"Hope's Boy": Inspirational memoir

February 13, 2008 12:34:11 PM PST
The initial allure of Andrew Bridge's memoir lies in the curious question of how a boy, taken from his mentally ill mother at the age of 7 and raised in a loveless foster home, could defy the odds and eventually graduate from Harvard Law School.

But along the way, "Hope's Boy" becomes something deeper. Bridge gives the reader an insightful glimpse into the troubled lives of foster children who are swallowed by bureaucracy, eventually to be dropped into adulthood with few marketable skills and no childhood to claim as their own.

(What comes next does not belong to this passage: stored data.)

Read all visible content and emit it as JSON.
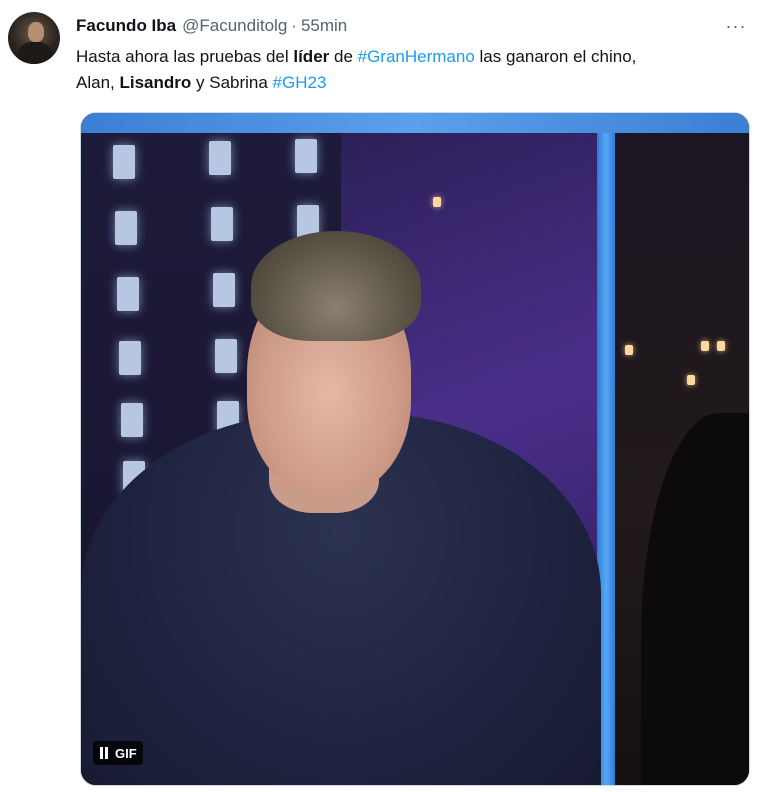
{
  "tweet": {
    "author": {
      "display_name": "Facundo Iba",
      "handle": "@Facunditolg",
      "separator": "·",
      "time": "55min"
    },
    "more_icon": "more-horizontal-icon",
    "more_glyph": "···",
    "text": {
      "line1": {
        "part1": "Hasta ahora las pruebas del ",
        "bold1": "líder",
        "part2": " de ",
        "hashtag1": "#GranHermano",
        "part3": " las ganaron el chino,"
      },
      "line2": {
        "part1": "Alan, ",
        "bold1": "Lisandro",
        "part2": " y Sabrina ",
        "hashtag1": "#GH23"
      }
    },
    "media": {
      "badge_label": "GIF",
      "pause_icon": "pause-icon"
    },
    "colors": {
      "hashtag": "#1d9bf0",
      "secondary_text": "#536471",
      "primary_text": "#0f1419"
    }
  }
}
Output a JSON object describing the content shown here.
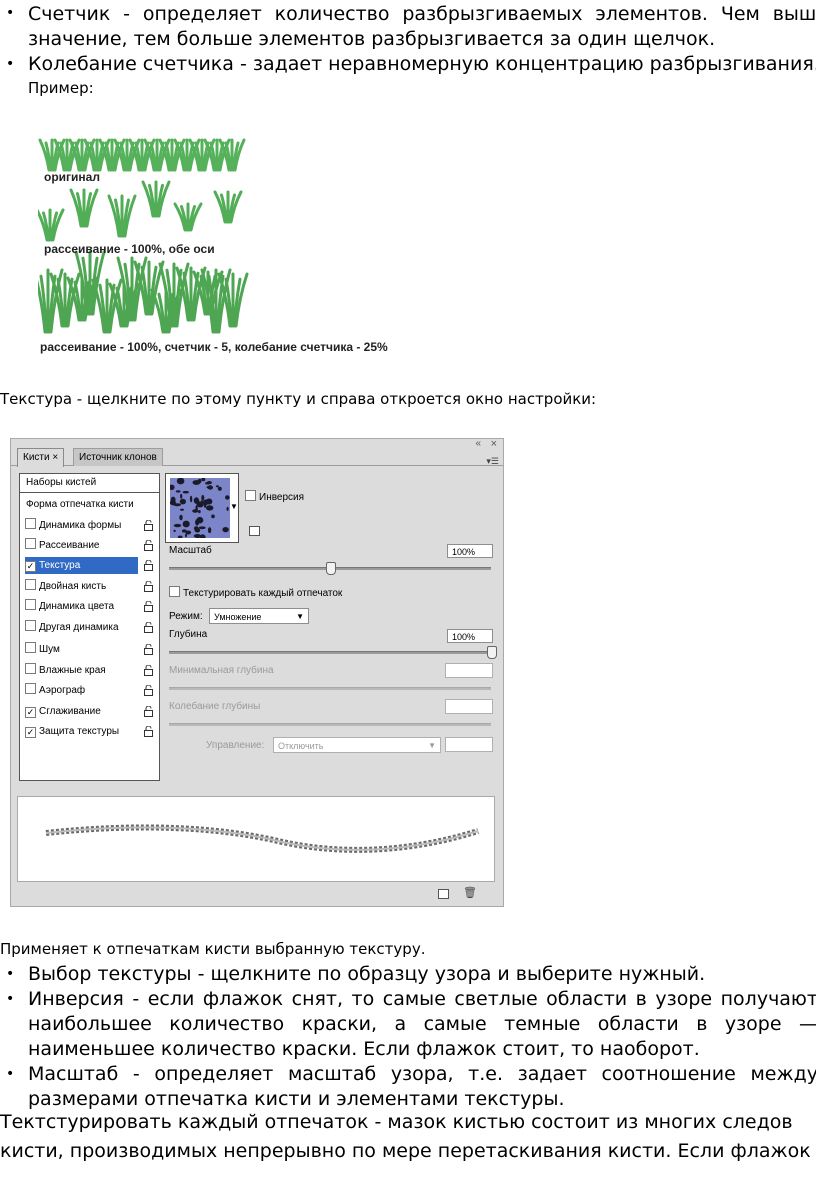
{
  "top_bullets": [
    {
      "text": "Счетчик - определяет количество разбрызгиваемых элементов. Чем выше значение, тем больше элементов разбрызгивается за один щелчок."
    },
    {
      "text": "Колебание счетчика - задает неравномерную концентрацию разбрызгивания."
    }
  ],
  "example_label": "Пример:",
  "figure_labels": {
    "original": "оригинал",
    "scatter": "рассеивание - 100%, обе оси",
    "scatter_count": "рассеивание - 100%, счетчик - 5, колебание счетчика - 25%"
  },
  "texture_intro": "Текстура - щелкните по этому пункту и справа откроется окно настройки:",
  "panel": {
    "tabs": [
      "Кисти ×",
      "Источник клонов"
    ],
    "window_buttons": [
      "«",
      "×"
    ],
    "presets_label": "Наборы кистей",
    "tip_shape_label": "Форма отпечатка кисти",
    "list_items": [
      {
        "label": "Динамика формы",
        "checked": false,
        "selected": false
      },
      {
        "label": "Рассеивание",
        "checked": false,
        "selected": false
      },
      {
        "label": "Текстура",
        "checked": true,
        "selected": true
      },
      {
        "label": "Двойная кисть",
        "checked": false,
        "selected": false
      },
      {
        "label": "Динамика цвета",
        "checked": false,
        "selected": false
      },
      {
        "label": "Другая динамика",
        "checked": false,
        "selected": false
      },
      {
        "label": "Шум",
        "checked": false,
        "selected": false
      },
      {
        "label": "Влажные края",
        "checked": false,
        "selected": false
      },
      {
        "label": "Аэрограф",
        "checked": false,
        "selected": false
      },
      {
        "label": "Сглаживание",
        "checked": true,
        "selected": false
      },
      {
        "label": "Защита текстуры",
        "checked": true,
        "selected": false
      }
    ],
    "invert_label": "Инверсия",
    "scale_label": "Масштаб",
    "scale_value": "100%",
    "texture_each_tip_label": "Текстурировать каждый отпечаток",
    "mode_label": "Режим:",
    "mode_value": "Умножение",
    "depth_label": "Глубина",
    "depth_value": "100%",
    "min_depth_label": "Минимальная глубина",
    "depth_jitter_label": "Колебание глубины",
    "control_label": "Управление:",
    "control_value": "Отключить",
    "colors": {
      "selection": "#316ac5",
      "panel_bg": "#dcdcdc",
      "pattern": "#7b85c8"
    }
  },
  "applies_text": "Применяет к отпечаткам кисти выбранную текстуру.",
  "bottom_bullets": [
    {
      "text": "Выбор текстуры - щелкните по образцу узора и выберите нужный."
    },
    {
      "text": "Инверсия - если флажок снят, то самые светлые области в узоре получают наибольшее количество краски, а самые темные области в узоре — наименьшее количество краски. Если флажок стоит, то наоборот."
    },
    {
      "text": "Масштаб - определяет масштаб узора, т.е. задает соотношение между размерами отпечатка кисти и элементами текстуры."
    }
  ],
  "final_paragraph_line1": "Тектстурировать каждый отпечаток - мазок кистью состоит из многих следов",
  "final_paragraph_line2": "кисти, производимых непрерывно по мере перетаскивания кисти. Если флажок"
}
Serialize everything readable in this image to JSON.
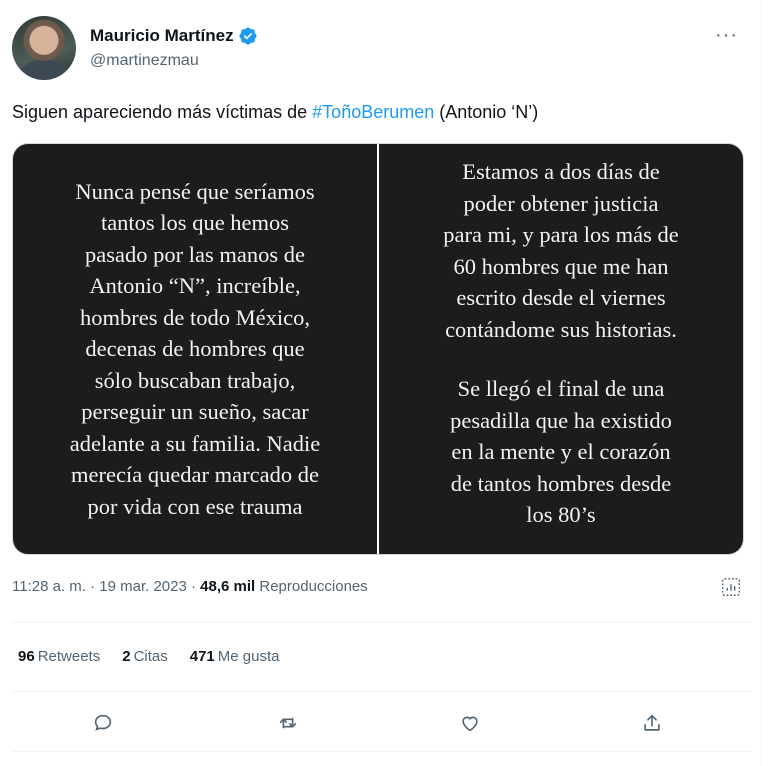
{
  "author": {
    "name": "Mauricio Martínez",
    "handle": "@martinezmau"
  },
  "tweet": {
    "text_before": "Siguen apareciendo más víctimas de ",
    "hashtag": "#ToñoBerumen",
    "text_after": " (Antonio ‘N’)"
  },
  "media": {
    "left_panel_text": "Nunca pensé que seríamos\ntantos los que hemos\npasado por las manos de\nAntonio “N”, increíble,\nhombres de todo México,\ndecenas de hombres que\nsólo buscaban trabajo,\nperseguir un sueño, sacar\nadelante a su familia. Nadie\nmerecía quedar marcado de\npor vida con ese trauma",
    "right_panel_text_1": "Estamos a dos días de\npoder obtener justicia\npara mi, y para los más de\n60 hombres que me han\nescrito desde el viernes\ncontándome sus historias.",
    "right_panel_text_2": "Se llegó el final de una\npesadilla que ha existido\nen la mente y el corazón\nde tantos hombres desde\nlos 80’s"
  },
  "meta": {
    "timestamp": "11:28 a. m. · 19 mar. 2023 · ",
    "views_count": "48,6 mil",
    "views_label": " Reproducciones"
  },
  "stats": {
    "retweets_count": "96",
    "retweets_label": "Retweets",
    "quotes_count": "2",
    "quotes_label": "Citas",
    "likes_count": "471",
    "likes_label": "Me gusta"
  },
  "icons": {
    "verified": "verified-badge-icon",
    "more": "more-icon",
    "analytics": "analytics-icon",
    "reply": "reply-icon",
    "retweet": "retweet-icon",
    "like": "like-icon",
    "share": "share-icon"
  },
  "colors": {
    "accent": "#1d9bf0",
    "text_primary": "#0f1419",
    "text_secondary": "#536471",
    "panel_bg": "#1c1c1c"
  }
}
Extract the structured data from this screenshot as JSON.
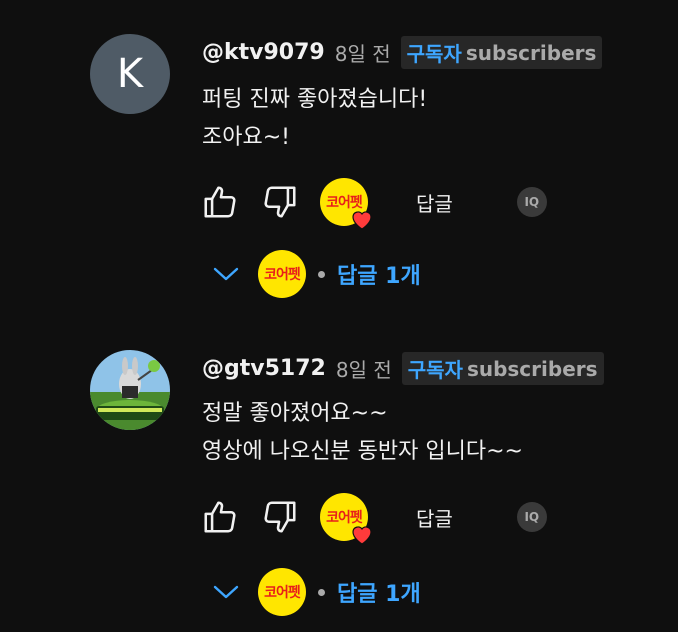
{
  "comments": [
    {
      "avatar_letter": "K",
      "handle": "@ktv9079",
      "time": "8일 전",
      "badge_ko": "구독자",
      "badge_en": "subscribers",
      "lines": [
        "퍼팅 진짜 좋아졌습니다!",
        "조아요~!"
      ],
      "creator_logo": "코어펫",
      "reply_label": "답글",
      "translate_label": "IQ",
      "replies_label": "답글 1개"
    },
    {
      "avatar_letter": "",
      "handle": "@gtv5172",
      "time": "8일 전",
      "badge_ko": "구독자",
      "badge_en": "subscribers",
      "lines": [
        "정말 좋아졌어요~~",
        "영상에 나오신분 동반자 입니다~~"
      ],
      "creator_logo": "코어펫",
      "reply_label": "답글",
      "translate_label": "IQ",
      "replies_label": "답글 1개"
    }
  ],
  "colors": {
    "background": "#0f0f0f",
    "accent_blue": "#3ea6ff",
    "logo_yellow": "#ffe600",
    "logo_red": "#e8201a",
    "heart_red": "#ff3b3b"
  },
  "icons": [
    "thumbs-up-icon",
    "thumbs-down-icon",
    "heart-icon",
    "chevron-down-icon"
  ]
}
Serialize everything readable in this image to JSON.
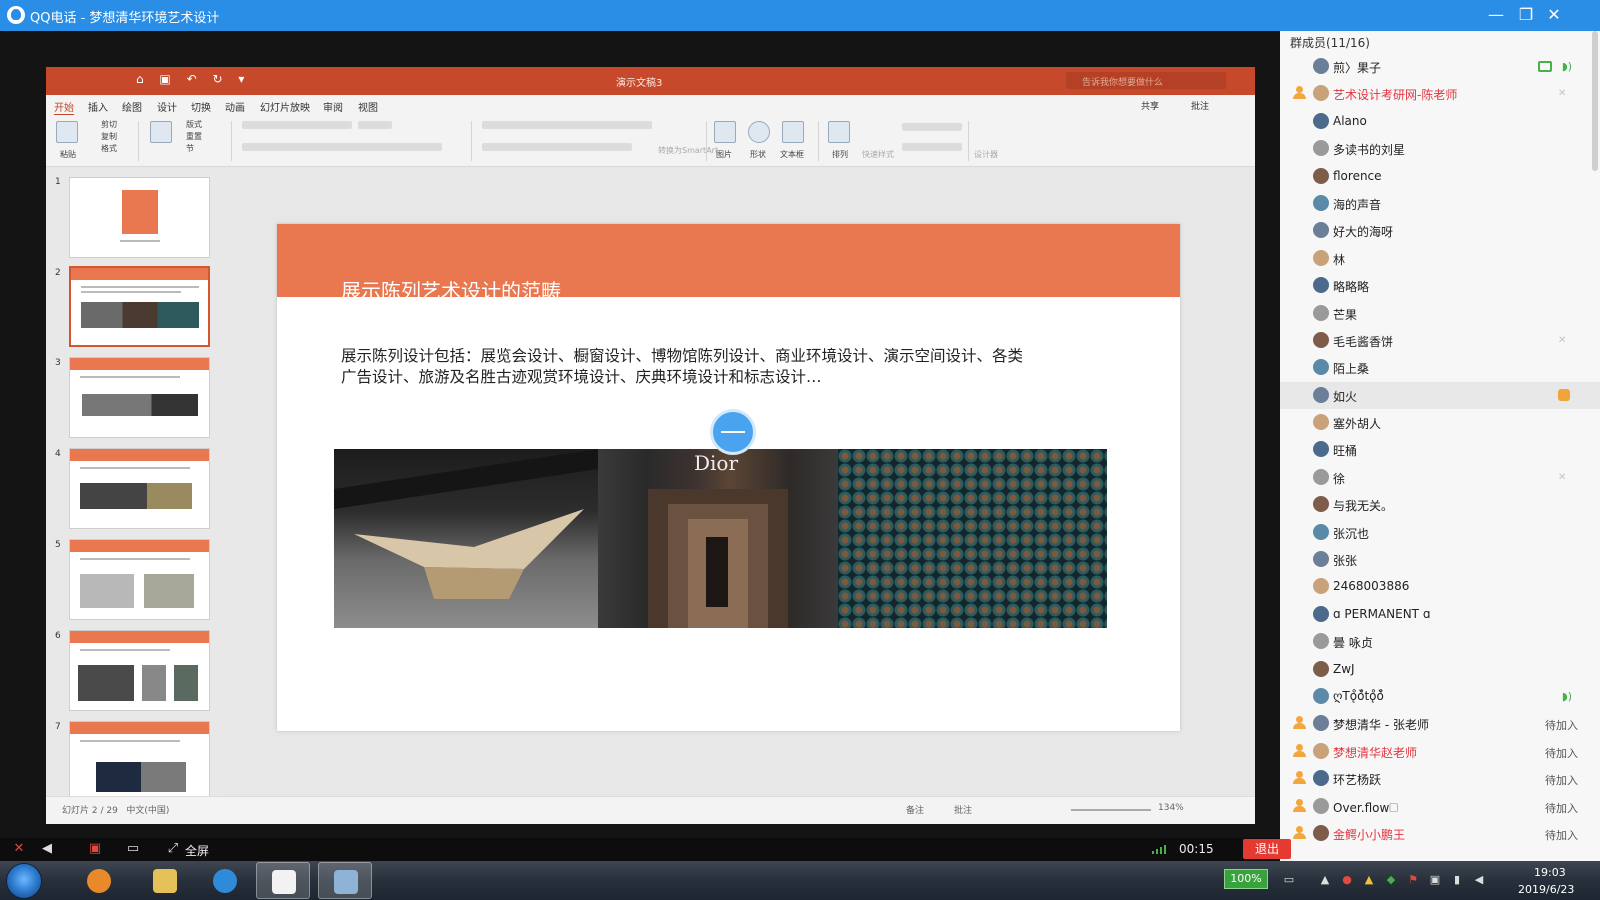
{
  "window": {
    "title": "QQ电话 - 梦想清华环境艺术设计",
    "minimize": "—",
    "restore": "❐",
    "close": "✕"
  },
  "ppt": {
    "doc_title": "演示文稿3",
    "search_placeholder": "告诉我你想要做什么",
    "menu": [
      "开始",
      "插入",
      "绘图",
      "设计",
      "切换",
      "动画",
      "幻灯片放映",
      "审阅",
      "视图"
    ],
    "share_label": "共享",
    "comment_label": "批注",
    "ribbon": {
      "paste": "粘贴",
      "cut": "剪切",
      "copy": "复制",
      "format": "格式",
      "new_slide": "新建\n幻灯片",
      "layout": "版式",
      "reset": "重置",
      "section": "节",
      "picture": "图片",
      "shape": "形状",
      "textbox": "文本框",
      "arrange": "排列",
      "smartart": "转换为SmartArt",
      "quick_style": "快速样式",
      "design": "设计器"
    },
    "thumbnail_numbers": [
      "1",
      "2",
      "3",
      "4",
      "5",
      "6",
      "7"
    ],
    "slide": {
      "title": "展示陈列艺术设计的范畴",
      "body": "展示陈列设计包括：展览会设计、橱窗设计、博物馆陈列设计、商业环境设计、演示空间设计、各类广告设计、旅游及名胜古迹观赏环境设计、庆典环境设计和标志设计…",
      "photo_logo": "Dior"
    },
    "status": {
      "slide_indicator": "幻灯片 2 / 29",
      "language": "中文(中国)",
      "notes": "备注",
      "comments": "批注",
      "zoom": "134%"
    }
  },
  "members": {
    "header": "群成员(11/16)",
    "list": [
      {
        "name": "煎〉果子",
        "role": false,
        "red": false,
        "icons": [
          "screen",
          "speak"
        ],
        "status": ""
      },
      {
        "name": "艺术设计考研网-陈老师",
        "role": true,
        "red": true,
        "icons": [
          "mute"
        ],
        "status": ""
      },
      {
        "name": "Alano",
        "role": false,
        "red": false,
        "icons": [],
        "status": ""
      },
      {
        "name": "多读书的刘星",
        "role": false,
        "red": false,
        "icons": [],
        "status": ""
      },
      {
        "name": "florence",
        "role": false,
        "red": false,
        "icons": [],
        "status": ""
      },
      {
        "name": "海的声音",
        "role": false,
        "red": false,
        "icons": [],
        "status": ""
      },
      {
        "name": "好大的海呀",
        "role": false,
        "red": false,
        "icons": [],
        "status": ""
      },
      {
        "name": "林",
        "role": false,
        "red": false,
        "icons": [],
        "status": ""
      },
      {
        "name": "略略略",
        "role": false,
        "red": false,
        "icons": [],
        "status": ""
      },
      {
        "name": "芒果",
        "role": false,
        "red": false,
        "icons": [],
        "status": ""
      },
      {
        "name": "毛毛酱香饼",
        "role": false,
        "red": false,
        "icons": [
          "mute"
        ],
        "status": ""
      },
      {
        "name": "陌上桑",
        "role": false,
        "red": false,
        "icons": [],
        "status": ""
      },
      {
        "name": "如火",
        "role": false,
        "red": false,
        "icons": [
          "hand"
        ],
        "status": "",
        "hover": true
      },
      {
        "name": "塞外胡人",
        "role": false,
        "red": false,
        "icons": [],
        "status": ""
      },
      {
        "name": "旺桶",
        "role": false,
        "red": false,
        "icons": [],
        "status": ""
      },
      {
        "name": "徐",
        "role": false,
        "red": false,
        "icons": [
          "mute"
        ],
        "status": ""
      },
      {
        "name": "与我无关。",
        "role": false,
        "red": false,
        "icons": [],
        "status": ""
      },
      {
        "name": "张沉也",
        "role": false,
        "red": false,
        "icons": [],
        "status": ""
      },
      {
        "name": "张张",
        "role": false,
        "red": false,
        "icons": [],
        "status": ""
      },
      {
        "name": "2468003886",
        "role": false,
        "red": false,
        "icons": [],
        "status": ""
      },
      {
        "name": "ɑ PERMANENT ɑ",
        "role": false,
        "red": false,
        "icons": [],
        "status": ""
      },
      {
        "name": "曇 咏贞",
        "role": false,
        "red": false,
        "icons": [],
        "status": ""
      },
      {
        "name": "ZwJ",
        "role": false,
        "red": false,
        "icons": [],
        "status": ""
      },
      {
        "name": "ღTǫ̊ǒ̊tǫ̊ǒ̊",
        "role": false,
        "red": false,
        "icons": [
          "speak"
        ],
        "status": ""
      },
      {
        "name": "梦想清华 - 张老师",
        "role": true,
        "red": false,
        "icons": [],
        "status": "待加入"
      },
      {
        "name": "梦想清华赵老师",
        "role": true,
        "red": true,
        "icons": [],
        "status": "待加入"
      },
      {
        "name": "环艺杨跃",
        "role": true,
        "red": false,
        "icons": [],
        "status": "待加入"
      },
      {
        "name": "Over.flow🗆",
        "role": true,
        "red": false,
        "icons": [],
        "status": "待加入"
      },
      {
        "name": "金鳄小小鹏王",
        "role": true,
        "red": true,
        "icons": [],
        "status": "待加入"
      }
    ]
  },
  "call_bar": {
    "fullscreen": "全屏",
    "time": "00:15",
    "exit": "退出"
  },
  "taskbar": {
    "battery": "100%",
    "time": "19:03",
    "date": "2019/6/23"
  },
  "colors": {
    "qq_blue": "#2b8ee6",
    "ppt_orange": "#c5492a",
    "slide_header": "#e9774f",
    "exit_red": "#e53a32"
  }
}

Bridge doesn't sugarcoat his own youth. He unflinchingly recounts an early memory of his twentysomething mother Hope, strapped for cash, taking him along as she and a friend try to break into a house at night. Later, he describes digging through garbage cans for food and fighting with a cat for the scraps that become his dinner.

Despite his early struggles and the voices in his mother's head, the author's love for his overwhelmed mom is apparent. He yearns for Hope, years after the county declares her unfit and whisks him away into state care. But he describes Southern California's foster-care system as more a juvenile prison than a refuge for children who have nothing else.

These are the vignettes that are most stirring. Bridge's story, we know early on, has a happy ending. But what of the other countless foster kids lost in the shadows? The reader's optimism for Bridge is tempered by the grim realization that there are many more like him who don't have the opportunities he had.

Even Bridge's opportunities were limited. His foster family gives him shelter but little emotional support, as they're apparently more interested in their monthly stipends from the county than in his life. He describes the ache of never feeling accepted, of never feeling that he can call their home his own - a chasm magnified when the family accepts another foster boy who is more explicit in his pleas for love and attention and is more devastated when those pleas go unanswered.

Bridge waits a little too long to answer the initial question: How did he become the exception and find success? It's late in the book when he describes how he was eager to establish an identity in his otherwise anonymous life. So he throws himself into his schoolwork, parlaying his efforts into good grades and eventually the class presidency.

The rawest emotion Bridge shares is when he applies to college. He describes the standard essays he wrote, but includes what he says would have been his most honest essay had he written it then. In a single page he lays bare the full pain and isolation of his childhood, but he writes it with a tone of acceptance and quiet confidence.

The book's positive ending is made happier as we find that Bridge is using his legal education to help foster kids.

The author's writing is lucid but sometimes too descriptive. He frequently describes events from his early childhood with such intricate detail that a skeptical reader might wonder whether some of those details are embellishments. But the big picture remains clear.

"Hope's Boy" is an uplifting tale, and certainly not the only one to come from the foster system. But beyond the inspiration, Bridge adds a not-so-subtle call to improve an inadequate service, for as he makes clear, he's not the only foster child who lies awake at night waiting for Hope to take him home.